Image copyright Army Image caption The Commandant of the Women’s Royal Artillery School, Lieutenant Colonel Jill Drew, insists soldiers can come back from it

The Army is forcing commanders to 'flag' non-medicalists 'sergeants' and all non-medical non-commissioned officers to 'renew' their service commitments, effectively ending their careers.

The strict order also applies to nurses who wish to work at state-run hospitals and a small proportion of soldiers who have not had their medical records updated.

The move is designed to prevent thousands of people from falling through the gaps in the health service.

Some non-medical officers insist they are not only due to be urgently reassigned to units that need their skills, but can come back from it.

One medic from the army’s Royal Geographical Society says the announcement has infuriated him: “It is a crushing blow to me… I see these orders as implying that I can’t continue to do this work.”

Another officer told the BBC they intended to “fight back” if they are unable to secure a different duty.

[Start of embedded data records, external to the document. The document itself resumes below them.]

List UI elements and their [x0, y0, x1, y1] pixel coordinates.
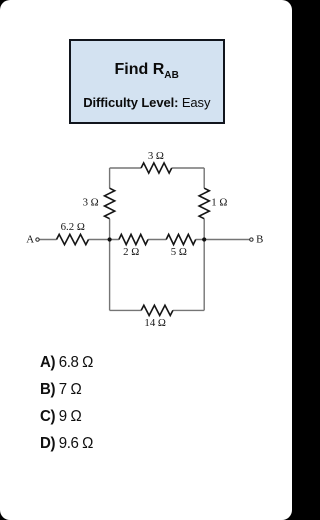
svg-text:A: A	[26, 234, 34, 246]
resistor 1ohm right vertical	[199, 188, 227, 219]
wire right vertical	[203, 168, 205, 310]
wire bottom rail	[110, 309, 205, 311]
title box	[69, 39, 225, 124]
wire left vertical	[109, 168, 111, 310]
resistor 2ohm	[119, 234, 148, 258]
svg-text:3 Ω: 3 Ω	[83, 197, 99, 209]
wire top rail	[110, 167, 205, 169]
svg-text:5 Ω: 5 Ω	[171, 246, 187, 258]
svg-text:1 Ω: 1 Ω	[211, 196, 227, 208]
svg-text:3 Ω: 3 Ω	[148, 150, 164, 162]
resistor 6.2ohm	[57, 221, 89, 245]
resistor 3ohm left vertical	[83, 188, 115, 219]
resistor 5ohm	[166, 234, 196, 258]
svg-text:14 Ω: 14 Ω	[144, 317, 166, 329]
svg-text:B: B	[256, 234, 263, 246]
node junction right	[202, 237, 206, 241]
terminal B	[250, 234, 264, 246]
answer options	[40, 353, 96, 461]
node junction left	[108, 237, 112, 241]
terminal A	[26, 234, 39, 246]
resistor 14ohm bottom	[141, 305, 173, 329]
resistor 3ohm top	[141, 150, 172, 173]
wire middle rail	[39, 239, 249, 241]
svg-text:2 Ω: 2 Ω	[123, 246, 139, 258]
svg-text:6.2 Ω: 6.2 Ω	[61, 221, 85, 233]
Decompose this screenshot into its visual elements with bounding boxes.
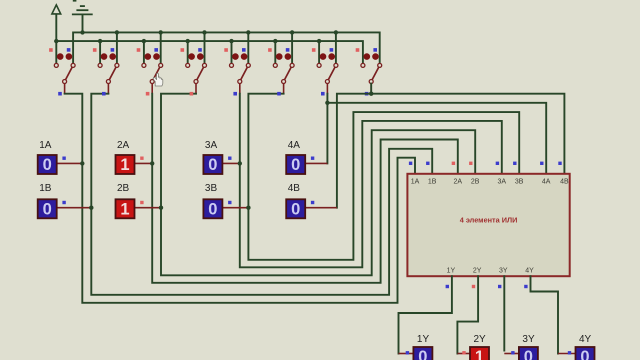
junction: switch 3 right throw on upper rail: [159, 30, 163, 34]
wire net 1B: SW2 pole to probe 1B, bus and IC pin 1B: [91, 92, 432, 295]
IC pin 4Y label and state: [524, 268, 534, 289]
wire: right throw drop: [204, 32, 206, 63]
svg-text:4A: 4A: [288, 140, 301, 151]
svg-text:1Y: 1Y: [417, 334, 430, 345]
wire net 4A: SW7 pole to probe 4A and IC pin 4A: [321, 92, 327, 163]
logic probe 4A (value 0): [286, 140, 327, 174]
svg-text:0: 0: [208, 156, 217, 174]
wire: right throw drop: [160, 32, 162, 63]
IC pin 4A label and state: [540, 162, 551, 186]
junction: wire net 4B probe pin: [369, 92, 373, 96]
switch SW4 (SPDT): [181, 48, 207, 94]
switch SW6 (SPDT): [268, 48, 294, 94]
svg-text:1: 1: [120, 156, 129, 174]
svg-text:4A: 4A: [542, 179, 551, 186]
junction: switch 2 right throw on upper rail: [115, 30, 119, 34]
wire: left throw drop: [274, 41, 276, 63]
wire: right throw drop: [116, 32, 118, 63]
switch SW8 (SPDT): [356, 48, 382, 94]
junction: wire net 2A probe pin: [150, 161, 154, 165]
svg-text:2A: 2A: [454, 179, 463, 186]
wire: left throw drop: [318, 41, 320, 63]
switch SW5 (SPDT): [224, 48, 250, 94]
svg-text:0: 0: [291, 200, 300, 218]
logic probe 4Y (value 0): [558, 334, 595, 360]
svg-text:4B: 4B: [560, 179, 569, 186]
IC pin 2A label and state: [452, 162, 463, 186]
junction: switch 6 right throw on upper rail: [290, 30, 294, 34]
wire net 1Y: IC pin 1Y to probe 1Y: [399, 276, 452, 353]
IC pin 1Y label and state: [446, 268, 456, 289]
svg-text:4 элемента ИЛИ: 4 элемента ИЛИ: [460, 215, 518, 224]
wire: right throw drop: [291, 32, 293, 63]
switch SW1 (SPDT): [49, 48, 75, 94]
wire net 4B: SW8 pole to H1 rail: [365, 84, 371, 96]
logic probe 2Y (value 1): [457, 334, 489, 360]
junction: switch 4 left throw on lower rail: [186, 39, 190, 43]
svg-text:0: 0: [43, 156, 52, 174]
wire: left throw drop: [231, 41, 233, 63]
wire: lower power rail: [56, 41, 363, 63]
junction: wire net 1B probe pin: [89, 206, 93, 210]
wire net 4Y: IC pin 4Y to probe 4Y: [531, 276, 559, 353]
junction: switch 6 left throw on lower rail: [273, 39, 277, 43]
wire: upper ground rail: [73, 32, 380, 63]
svg-text:3A: 3A: [498, 179, 507, 186]
svg-text:4Y: 4Y: [525, 268, 534, 275]
svg-text:2B: 2B: [471, 179, 480, 186]
logic probe 2A (value 1): [116, 140, 153, 174]
svg-text:1B: 1B: [39, 183, 52, 194]
svg-text:3A: 3A: [205, 140, 218, 151]
svg-text:0: 0: [418, 348, 427, 360]
cut-off symbol at top edge: [73, 0, 77, 2]
svg-text:0: 0: [580, 348, 589, 360]
svg-text:0: 0: [208, 200, 217, 218]
wire net 4B: probe 4B riser, across to IC pin 4B: [337, 94, 565, 208]
junction: power to lower rail: [54, 39, 58, 43]
IC pin 4B label and state: [558, 162, 569, 186]
logic probe 1A (value 0): [38, 140, 83, 174]
IC pin 1A label and state: [409, 162, 420, 186]
IC U1: 4 OR elements (74HC32-style): [407, 174, 569, 276]
wire: left throw drop: [187, 41, 189, 63]
svg-text:2Y: 2Y: [474, 334, 487, 345]
junction: wire net 3A probe pin: [238, 161, 242, 165]
svg-text:3B: 3B: [515, 179, 524, 186]
logic probe 3A (value 0): [203, 140, 239, 174]
logic probe 1B (value 0): [38, 183, 92, 218]
svg-text:1A: 1A: [411, 179, 420, 186]
wire net 2Y: IC pin 2Y to probe 2Y: [457, 276, 478, 353]
svg-text:1: 1: [120, 200, 129, 218]
junction: switch 7 right throw on upper rail: [334, 30, 338, 34]
svg-text:2Y: 2Y: [473, 268, 482, 275]
switch SW7 (SPDT): [312, 48, 338, 94]
svg-text:1B: 1B: [428, 179, 437, 186]
wire: left throw drop: [99, 41, 101, 63]
junction: wire net 4A probe pin: [325, 101, 329, 105]
wire net 2A: SW3 pole to probe 2A, bus and IC pin 2A: [146, 92, 458, 283]
svg-text:4B: 4B: [288, 183, 301, 194]
logic probe 4B (value 0): [286, 183, 337, 218]
junction: ground to upper rail: [80, 30, 84, 34]
svg-text:1A: 1A: [39, 140, 52, 151]
IC pin 3B label and state: [513, 162, 524, 186]
svg-text:1Y: 1Y: [447, 268, 456, 275]
wire net 4A horizontal to IC pin 4A: [327, 103, 546, 174]
junction: switch 7 left throw on lower rail: [317, 39, 321, 43]
wire net 2B: SW4 pole to probe 2B, bus and IC pin 2B: [161, 92, 475, 275]
junction: switch 2 left throw on lower rail: [98, 39, 102, 43]
junction: switch 5 left throw on lower rail: [229, 39, 233, 43]
wire net 3Y: IC pin 3Y to probe 3Y: [503, 276, 505, 350]
svg-text:3Y: 3Y: [499, 268, 508, 275]
svg-text:0: 0: [43, 200, 52, 218]
logic probe 1Y (value 0): [399, 334, 433, 360]
IC pin 1B label and state: [426, 162, 437, 186]
ground symbol: [72, 6, 93, 32]
junction: switch 5 right throw on upper rail: [246, 30, 250, 34]
logic probe 3Y (value 0): [504, 334, 538, 360]
logic probe 2B (value 1): [116, 183, 162, 218]
junction: switch 3 left throw on lower rail: [142, 39, 146, 43]
junction: wire net 3B probe pin: [246, 206, 250, 210]
svg-text:0: 0: [524, 348, 533, 360]
wire: right throw drop: [247, 32, 249, 63]
svg-text:4Y: 4Y: [579, 334, 592, 345]
junction: wire net 1A probe pin: [80, 161, 84, 165]
svg-text:3Y: 3Y: [522, 334, 535, 345]
svg-text:1: 1: [475, 348, 484, 360]
IC pin 2B label and state: [469, 162, 480, 186]
IC pin 3A label and state: [496, 162, 507, 186]
IC pin 2Y label and state: [472, 268, 482, 289]
power symbol VCC: [52, 5, 61, 41]
svg-text:3B: 3B: [205, 183, 218, 194]
svg-text:2A: 2A: [117, 140, 130, 151]
switch SW2 (SPDT): [93, 48, 119, 94]
IC pin 3Y label and state: [498, 268, 508, 289]
mouse cursor (hand): [153, 73, 162, 86]
wire: left throw drop: [143, 41, 145, 63]
wire: right throw drop: [335, 32, 337, 63]
svg-text:0: 0: [291, 156, 300, 174]
wire net 1A: SW1 pole to probe 1A, bus and IC pin 1A: [58, 92, 415, 303]
logic probe 3B (value 0): [203, 183, 248, 218]
junction: wire net 2B probe pin: [159, 206, 163, 210]
junction: switch 4 right throw on upper rail: [202, 30, 206, 34]
wire net 3B: SW6 pole to probe 3B, bus and IC pin 3B: [248, 92, 519, 260]
wire net 3A: SW5 pole to probe 3A, bus and IC pin 3A: [233, 92, 501, 267]
switch SW3 (SPDT): [137, 48, 163, 94]
svg-text:2B: 2B: [117, 183, 130, 194]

The aim is to reduce the number of people who choose not to take up their careers with the service due to a lack of medical cover.

The BBC visited four health, fitness and civilian hospitals to see if they were prepared to deal with an unexpected surge in demand.

One emergency care team told the BBC that there was usually a “50/50” split between medical staff and non-medical staff in their wards but “the most intense” they had seen was in the wake of the public inquiry into the death of Private Sharon Beshenivsky.